You don’t have to be in Times Square to enjoy large bright displays of lights. You can create that in the comfort of your own home with some foam board, LEDs, and our little friend Arduino.
My sister-in-law decided to get married on New Year Eve, and the venue she chose stays open until 1am that night, so I started thinking it would be great to have a nice big countdown clock. I ran the idea past her and her fiance and they both loved it, so I went to work.
When I made it I intended it for just one use, but it’s a very impressive display that can be seen across a huge room. This is pretty simplified and what I’m showing you is on a breadboard. Optimizing and taking it beyond prototyping (e.g. replacing the breadboard with some pcb boards) are outside of the scope for this but shouldn’t be too difficult.
Step 1: Gather Materials
Materials for this are as follows:
1 20″x30″ piece of foam board (any desired color – my sister-in-law was even considering one of those holographic ones for a short while), we’re using plain white in this example
1 roll of 12v LED strips (any desired color) (120 LEDs/m recommended but not mandatory)
1 Arduino (I’m using the UNO R3)
14 2N3904 NPN Transistors
14 1Kohm Resistors
1 7805 Voltage Regulator
1 12v power source (plug or battery)
1 Soldering iron
Enough wire and solder to connect everything, including jumper wires (I used about 50 the first time)
(optional) 2 seven-segment display modules, if you want to tweak the design before taking it full scale. I’m providing a diagram on how to connect to a typical common cathode display.
(optional) Conductive copper tape
(optional) Liquid electrical tape
Step 2: Arrange the LEDs
The first step is getting the LEDs onto the board. I love working with these LED strips. They require more voltage but they come in convenient rolls so you can arrange them in strips and have the resistors built in which makes things easier.

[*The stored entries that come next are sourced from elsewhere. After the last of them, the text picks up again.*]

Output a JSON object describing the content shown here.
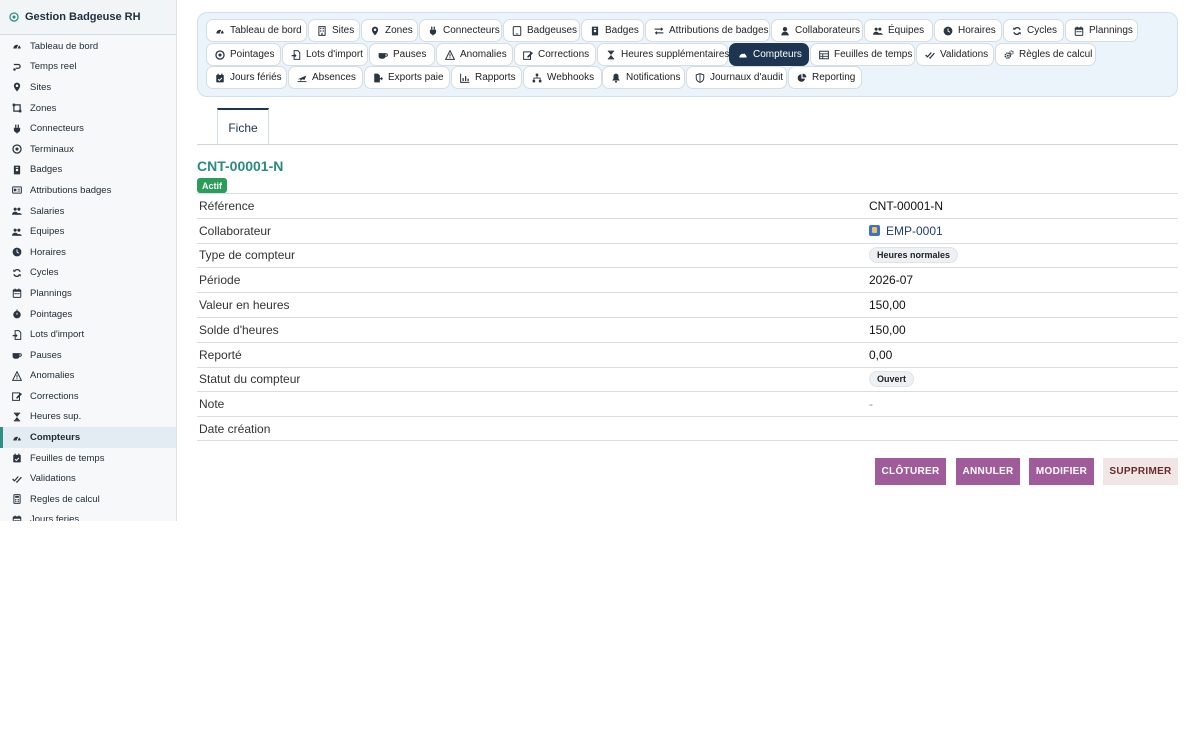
{
  "app": {
    "title": "Gestion Badgeuse RH",
    "logo_icon": "wifi-icon"
  },
  "sidebar": {
    "items": [
      {
        "label": "Tableau de bord",
        "icon": "gauge"
      },
      {
        "label": "Temps reel",
        "icon": "stream"
      },
      {
        "label": "Sites",
        "icon": "pin"
      },
      {
        "label": "Zones",
        "icon": "zones"
      },
      {
        "label": "Connecteurs",
        "icon": "plug"
      },
      {
        "label": "Terminaux",
        "icon": "wifi"
      },
      {
        "label": "Badges",
        "icon": "badge"
      },
      {
        "label": "Attributions badges",
        "icon": "idcard"
      },
      {
        "label": "Salaries",
        "icon": "users"
      },
      {
        "label": "Equipes",
        "icon": "users"
      },
      {
        "label": "Horaires",
        "icon": "clock"
      },
      {
        "label": "Cycles",
        "icon": "sync"
      },
      {
        "label": "Plannings",
        "icon": "calendar"
      },
      {
        "label": "Pointages",
        "icon": "stopwatch"
      },
      {
        "label": "Lots d'import",
        "icon": "fileimport"
      },
      {
        "label": "Pauses",
        "icon": "coffee"
      },
      {
        "label": "Anomalies",
        "icon": "warning"
      },
      {
        "label": "Corrections",
        "icon": "edit"
      },
      {
        "label": "Heures sup.",
        "icon": "hourglass"
      },
      {
        "label": "Compteurs",
        "icon": "gauge",
        "active": true
      },
      {
        "label": "Feuilles de temps",
        "icon": "calcheck"
      },
      {
        "label": "Validations",
        "icon": "checks"
      },
      {
        "label": "Regles de calcul",
        "icon": "calculator"
      },
      {
        "label": "Jours feries",
        "icon": "calendar"
      }
    ]
  },
  "tabs": [
    {
      "label": "Tableau de bord",
      "icon": "gauge"
    },
    {
      "label": "Sites",
      "icon": "building"
    },
    {
      "label": "Zones",
      "icon": "pin"
    },
    {
      "label": "Connecteurs",
      "icon": "plug"
    },
    {
      "label": "Badgeuses",
      "icon": "tablet"
    },
    {
      "label": "Badges",
      "icon": "badge"
    },
    {
      "label": "Attributions de badges",
      "icon": "exchange"
    },
    {
      "label": "Collaborateurs",
      "icon": "user"
    },
    {
      "label": "Équipes",
      "icon": "users"
    },
    {
      "label": "Horaires",
      "icon": "clock"
    },
    {
      "label": "Cycles",
      "icon": "sync"
    },
    {
      "label": "Plannings",
      "icon": "calendar"
    },
    {
      "label": "Pointages",
      "icon": "wifi"
    },
    {
      "label": "Lots d'import",
      "icon": "fileimport"
    },
    {
      "label": "Pauses",
      "icon": "coffee"
    },
    {
      "label": "Anomalies",
      "icon": "warning"
    },
    {
      "label": "Corrections",
      "icon": "edit"
    },
    {
      "label": "Heures supplémentaires",
      "icon": "hourglass"
    },
    {
      "label": "Compteurs",
      "icon": "gauge",
      "active": true
    },
    {
      "label": "Feuilles de temps",
      "icon": "table"
    },
    {
      "label": "Validations",
      "icon": "checks"
    },
    {
      "label": "Règles de calcul",
      "icon": "cogs"
    },
    {
      "label": "Jours fériés",
      "icon": "calcheck"
    },
    {
      "label": "Absences",
      "icon": "plane"
    },
    {
      "label": "Exports paie",
      "icon": "fileexport"
    },
    {
      "label": "Rapports",
      "icon": "chart"
    },
    {
      "label": "Webhooks",
      "icon": "network"
    },
    {
      "label": "Notifications",
      "icon": "bell"
    },
    {
      "label": "Journaux d'audit",
      "icon": "shield"
    },
    {
      "label": "Reporting",
      "icon": "piechart"
    }
  ],
  "subtab": {
    "label": "Fiche"
  },
  "record": {
    "title": "CNT-00001-N",
    "status": "Actif",
    "fields": [
      {
        "label": "Référence",
        "value": "CNT-00001-N",
        "kind": "text"
      },
      {
        "label": "Collaborateur",
        "value": "EMP-0001",
        "kind": "link"
      },
      {
        "label": "Type de compteur",
        "value": "Heures normales",
        "kind": "pill"
      },
      {
        "label": "Période",
        "value": "2026-07",
        "kind": "text"
      },
      {
        "label": "Valeur en heures",
        "value": "150,00",
        "kind": "text"
      },
      {
        "label": "Solde d'heures",
        "value": "150,00",
        "kind": "text"
      },
      {
        "label": "Reporté",
        "value": "0,00",
        "kind": "text"
      },
      {
        "label": "Statut du compteur",
        "value": "Ouvert",
        "kind": "pill"
      },
      {
        "label": "Note",
        "value": "-",
        "kind": "muted"
      },
      {
        "label": "Date création",
        "value": "",
        "kind": "text"
      }
    ]
  },
  "actions": {
    "close": "CLÔTURER",
    "cancel": "ANNULER",
    "edit": "MODIFIER",
    "delete": "SUPPRIMER"
  },
  "colors": {
    "accent": "#2a8c80",
    "active_tab": "#1d3550",
    "status_green": "#2a9d5a",
    "action_purple": "#a05c9a"
  }
}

Outline where you want them to go in two seven-segment arrangements. If you’re using the 120/m LEDs, cut them into 28 sections of 7 three-LED segments each. This will use most of a 5m roll, with only 4 LED segments left over.
You will be placing two strips of seven on each segment parallel to each other. I recommend turning one of them 180 degrees so that the two innermost and two outermost polarities on the strip match each other. It will make the next step a lot simpler. When you are done, you will have two giant 8s. Perhaps once you’re done with the countdown clock you can reuse the display for your next DeLorean.
Step 3: Connect the Strips
Once you’ve placed the strips on the board, connect the two rows of strips in each segment to each other. Remember when I told you to have the innermost and outermost polarities match each other? This is so you can have two conduits, one for the inner track and one for the outer track, that don’t have to cross each other so it will save you a little frustration. You can use the conductive tape as I did with small bits of wire or just some longer wires to connect the two rows together.
Once you connect them, rig up some test with your power source and make sure they both light up. It’s a thing of beauty. Once you’re happy with that, seal up that corner with some liquid electrical tape. This will hold the connections in place and help blend it into the board (if it’s the same color). Allow that some time to dry and it will look nice.
I just realized that I didn’t put the liquid electrical tape in my list of materials. But through the magic of editing… there, done! Seamless, right? Isn’t technology wonderful?